Name: Mera Miniato
Type of Project: Internship
- Please provide a brief description of your STEP Signature Project.
For my STEP signature project, I took part in a 12-week internship at Forester’s Financial in Dublin, OH. Esch week, interns were taught about the world of financial planning by the regional vice president of the company. During the first week, we were given the booklet that advisors fill out when they are with a client. Each week, we went in depth on a certain section of this booklet.
- What about your understanding of yourself, your assumptions, or your view of the world changed/transformed while completing your STEP Signature Project?
My internship at Forester’s was my first internship ever. Being out of the classroom setting and gaining real-life experience in an office was eye-opening. During the semester before taking on this internship, I started taking my core finance classes such as Corporate Finance and Investments. I enjoyed the lessons I was learning in these classes — particularly what I was learning in Investments. When I started working with Forester’s, I had the opportunity to see my knowledge from investments in play, as a huge part of financial planning is making investments and growing wealth.
However, what I didn’t realize until I got to this internship is that this industry relies on communications and human contact almost just as much as it does finance. We had weeks in the internship where we would solely discuss the various experiences of those who worked in the office. We learned that the way that we act/speak towards a client weighs heavily on whether or not they are going to work with us, which is the first step to creating our network. The math and financial lessons were actually the easier parts of the internship, as we’d all seen them in classes before — what I learned as a result of the internship is the importance of self-image, manners, and social intelligence in this industry.
- What events, interactions, relationships, or activities during your STEP Signature Project led to the change/transformation that you discussed in #2, and how did those affect you?
The events that led to my transformation in how I view the Finance field was listening to the experiences of those who had worked in it first-hand from current Forester’s advisors. We got to hear from someone who just began working there a few years ago to someone who has been with Forester’s for over 30 years.

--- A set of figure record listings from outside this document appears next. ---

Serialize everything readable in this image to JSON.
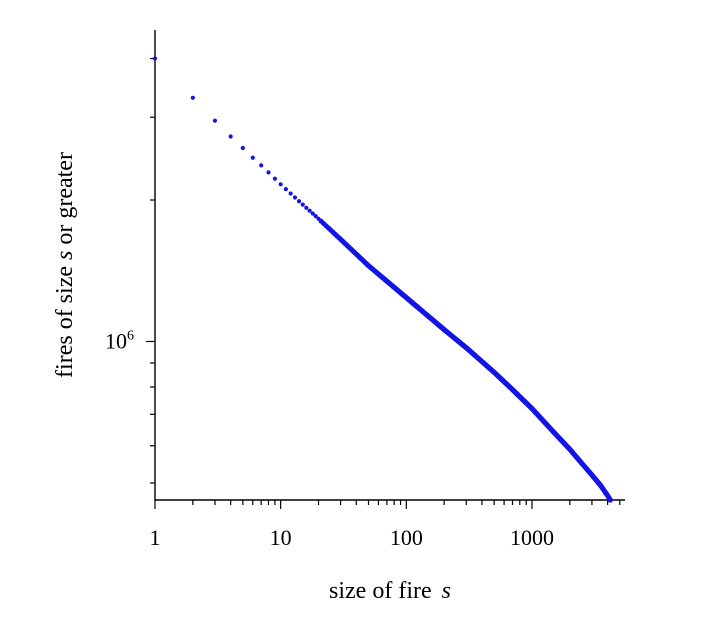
{
  "chart_data": {
    "type": "scatter",
    "title": "",
    "xlabel": "size of fire",
    "xlabel_var": "s",
    "ylabel_pre": "fires of size ",
    "ylabel_var": "s",
    "ylabel_post": " or greater",
    "xscale": "log",
    "yscale": "log",
    "xlim": [
      1,
      5500
    ],
    "ylim": [
      460000,
      4600000
    ],
    "x_ticks": [
      {
        "value": 1,
        "label": "1"
      },
      {
        "value": 10,
        "label": "10"
      },
      {
        "value": 100,
        "label": "100"
      },
      {
        "value": 1000,
        "label": "1000"
      }
    ],
    "y_ticks": [
      {
        "value": 1000000,
        "base": "10",
        "exp": "6"
      }
    ],
    "grid": false,
    "legend": "none",
    "point_color": "#1414e6",
    "series": [
      {
        "points": [
          [
            1,
            4000000
          ],
          [
            2,
            3300000
          ],
          [
            3,
            2950000
          ],
          [
            4,
            2730000
          ],
          [
            5,
            2580000
          ],
          [
            6,
            2460000
          ],
          [
            7,
            2370000
          ],
          [
            8,
            2290000
          ],
          [
            9,
            2220000
          ],
          [
            10,
            2160000
          ],
          [
            11,
            2110000
          ],
          [
            12,
            2065000
          ],
          [
            13,
            2025000
          ],
          [
            14,
            1988000
          ],
          [
            15,
            1955000
          ],
          [
            16,
            1925000
          ],
          [
            17,
            1898000
          ],
          [
            18,
            1872000
          ],
          [
            19,
            1848000
          ],
          [
            20,
            1825000
          ],
          [
            30,
            1650000
          ],
          [
            50,
            1450000
          ],
          [
            100,
            1240000
          ],
          [
            200,
            1060000
          ],
          [
            300,
            970000
          ],
          [
            500,
            860000
          ],
          [
            700,
            790000
          ],
          [
            1000,
            720000
          ],
          [
            1500,
            640000
          ],
          [
            2000,
            590000
          ],
          [
            2500,
            550000
          ],
          [
            3000,
            520000
          ],
          [
            3500,
            495000
          ],
          [
            4000,
            470000
          ],
          [
            4200,
            460000
          ]
        ]
      }
    ]
  }
}
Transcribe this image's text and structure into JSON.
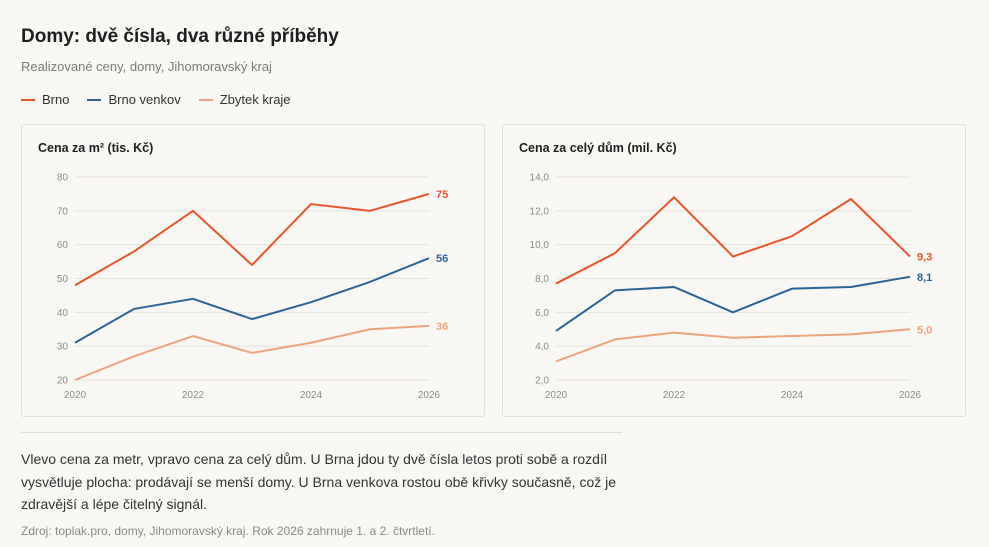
{
  "header": {
    "title": "Domy: dvě čísla, dva různé příběhy",
    "subtitle": "Realizované ceny, domy, Jihomoravský kraj"
  },
  "legend": [
    {
      "label": "Brno",
      "color": "#e8552a"
    },
    {
      "label": "Brno venkov",
      "color": "#2a6496"
    },
    {
      "label": "Zbytek kraje",
      "color": "#eda47c"
    }
  ],
  "chart_data": [
    {
      "type": "line",
      "title": "Cena za m² (tis. Kč)",
      "x": [
        2020,
        2021,
        2022,
        2023,
        2024,
        2025,
        2026
      ],
      "x_ticks": [
        "2020",
        "2022",
        "2024",
        "2026"
      ],
      "y_ticks": [
        "20",
        "30",
        "40",
        "50",
        "60",
        "70",
        "80"
      ],
      "ylim": [
        20,
        80
      ],
      "grid": true,
      "series": [
        {
          "name": "Brno",
          "color": "#e8552a",
          "values": [
            48,
            58,
            70,
            54,
            72,
            70,
            75
          ],
          "end_label": "75"
        },
        {
          "name": "Brno venkov",
          "color": "#2a6496",
          "values": [
            31,
            41,
            44,
            38,
            43,
            49,
            56
          ],
          "end_label": "56"
        },
        {
          "name": "Zbytek kraje",
          "color": "#eda47c",
          "values": [
            20,
            27,
            33,
            28,
            31,
            35,
            36
          ],
          "end_label": "36"
        }
      ]
    },
    {
      "type": "line",
      "title": "Cena za celý dům (mil. Kč)",
      "x": [
        2020,
        2021,
        2022,
        2023,
        2024,
        2025,
        2026
      ],
      "x_ticks": [
        "2020",
        "2022",
        "2024",
        "2026"
      ],
      "y_ticks": [
        "2,0",
        "4,0",
        "6,0",
        "8,0",
        "10,0",
        "12,0",
        "14,0"
      ],
      "ylim": [
        2,
        14
      ],
      "grid": true,
      "series": [
        {
          "name": "Brno",
          "color": "#e8552a",
          "values": [
            7.7,
            9.5,
            12.8,
            9.3,
            10.5,
            12.7,
            9.3
          ],
          "end_label": "9,3"
        },
        {
          "name": "Brno venkov",
          "color": "#2a6496",
          "values": [
            4.9,
            7.3,
            7.5,
            6.0,
            7.4,
            7.5,
            8.1
          ],
          "end_label": "8,1"
        },
        {
          "name": "Zbytek kraje",
          "color": "#eda47c",
          "values": [
            3.1,
            4.4,
            4.8,
            4.5,
            4.6,
            4.7,
            5.0
          ],
          "end_label": "5,0"
        }
      ]
    }
  ],
  "body_text": "Vlevo cena za metr, vpravo cena za celý dům. U Brna jdou ty dvě čísla letos proti sobě a rozdíl vysvětluje plocha: prodávají se menší domy. U Brna venkova rostou obě křivky současně, což je zdravější a lépe čitelný signál.",
  "source": "Zdroj: toplak.pro, domy, Jihomoravský kraj. Rok 2026 zahrnuje 1. a 2. čtvrtletí."
}
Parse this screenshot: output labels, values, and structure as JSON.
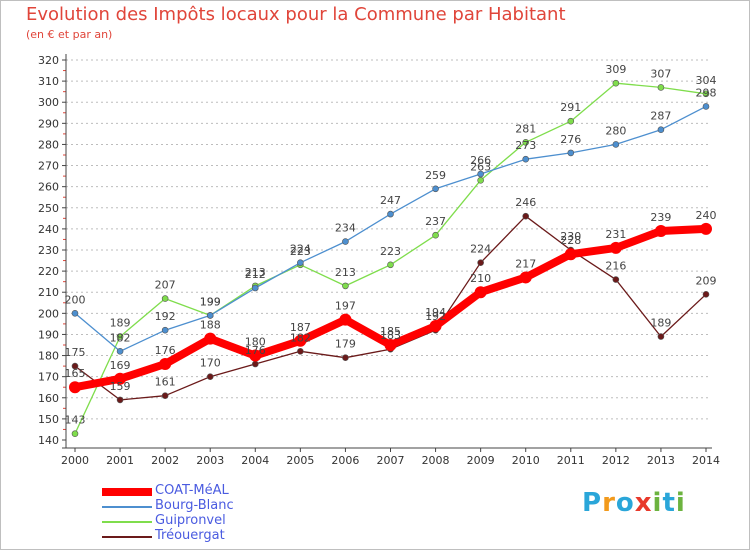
{
  "title": "Evolution des Impôts locaux pour la Commune par Habitant",
  "subtitle": "(en € et par an)",
  "logo": {
    "letters": [
      "P",
      "r",
      "o",
      "x",
      "i",
      "t",
      "i"
    ],
    "colors": [
      "#2aa6d9",
      "#f29a1c",
      "#2aa6d9",
      "#e8392b",
      "#6cb33f",
      "#2aa6d9",
      "#6cb33f"
    ]
  },
  "chart_data": {
    "type": "line",
    "categories": [
      "2000",
      "2001",
      "2002",
      "2003",
      "2004",
      "2005",
      "2006",
      "2007",
      "2008",
      "2009",
      "2010",
      "2011",
      "2012",
      "2013",
      "2014"
    ],
    "ylim": [
      140,
      320
    ],
    "yticks": [
      "140",
      "150",
      "160",
      "170",
      "180",
      "190",
      "200",
      "210",
      "220",
      "230",
      "240",
      "250",
      "260",
      "270",
      "280",
      "290",
      "300",
      "310",
      "320"
    ],
    "grid": "horizontal dashed",
    "legend_position": "bottom-left",
    "series": [
      {
        "name": "COAT-MéAL",
        "color": "#ff0000",
        "values": [
          165,
          169,
          176,
          188,
          180,
          187,
          197,
          185,
          194,
          210,
          217,
          228,
          231,
          239,
          240
        ]
      },
      {
        "name": "Bourg-Blanc",
        "color": "#4d8fcf",
        "values": [
          200,
          182,
          192,
          199,
          212,
          224,
          234,
          247,
          259,
          266,
          273,
          276,
          280,
          287,
          298
        ]
      },
      {
        "name": "Guipronvel",
        "color": "#7fdd4c",
        "values": [
          143,
          189,
          207,
          199,
          213,
          223,
          213,
          223,
          237,
          263,
          281,
          291,
          309,
          307,
          304
        ]
      },
      {
        "name": "Tréouergat",
        "color": "#6b1a1a",
        "values": [
          175,
          159,
          161,
          170,
          176,
          182,
          179,
          183,
          192,
          224,
          246,
          230,
          216,
          189,
          209
        ]
      }
    ]
  }
}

A somewhat recent college graduate and Forester’s advisor spoke to the interns during the first few weeks about his experiences in Financial advising. He taught us how important it is to build a network and not burn bridges, as those are the key to beginning a career in this industry. He focused heavily on his first two years in the industry, and how he was only making about $40k/year because of his lack in networking and finding clients — although that quickly changed once he found a few good clients who would then give referrals to their networks. He also ran us through his favorite programs for building client portfolios based on their needs. The week that we spoke with this advisor, we were mostly focused on how to make money and the quantitative aspects of the job.
A few weeks later, we spoke with an advisor who had been working with Forester’s for over 30 years. He focused more on the present and how he maintains his network. My favorite day was when he told us about a party that he threw for his clients at a local venue to show his appreciation for their trust in him. He also told us about gifts that his clients had given him throughout the years to recognize his good work in managing their money. There was one particular story of an old woman who he had worked with for a long time making him his favorite cake and dropping it off to his home as a token of gratitude. When he spoke to us, I realized how important the human side to this job was — it wasn’t all about making sales and growing wealth. A lot of it depended on the experiences of the client and making sure that they are treated with empathy and an open mind, as they are trusting an advisor enough to hand their savings over.
- Why is this change/transformation significant or valuable for your life? Write one or two paragraphs discussing why this change or development matters and/or relates to your academic, personal, and/or professional goals and future plans.
This change is extremely significant in my life, as it was a peek into the industry I am going into. Through classes at OSU, I learn how to solve the math behind the projects and cases that I am given, however rarely do we discuss the human side of things. As a result of this internship, when I interview for jobs I will be able to offer more insight on how familiar I am with the culture of the industry rather than just showing off my quantitative skills. Also, when given a hypothetical case, I am able to find issues to take into account that are non-quantitative and can have a large impact on the situation and financials in the end — such as the attitude of a CFO when dealing with clients and how that can heavily impact the outcome of the deals. Having these soft skills as an addition to my hard skills offers me a wider perspective on the financial world as a whole and gives me more opportunities.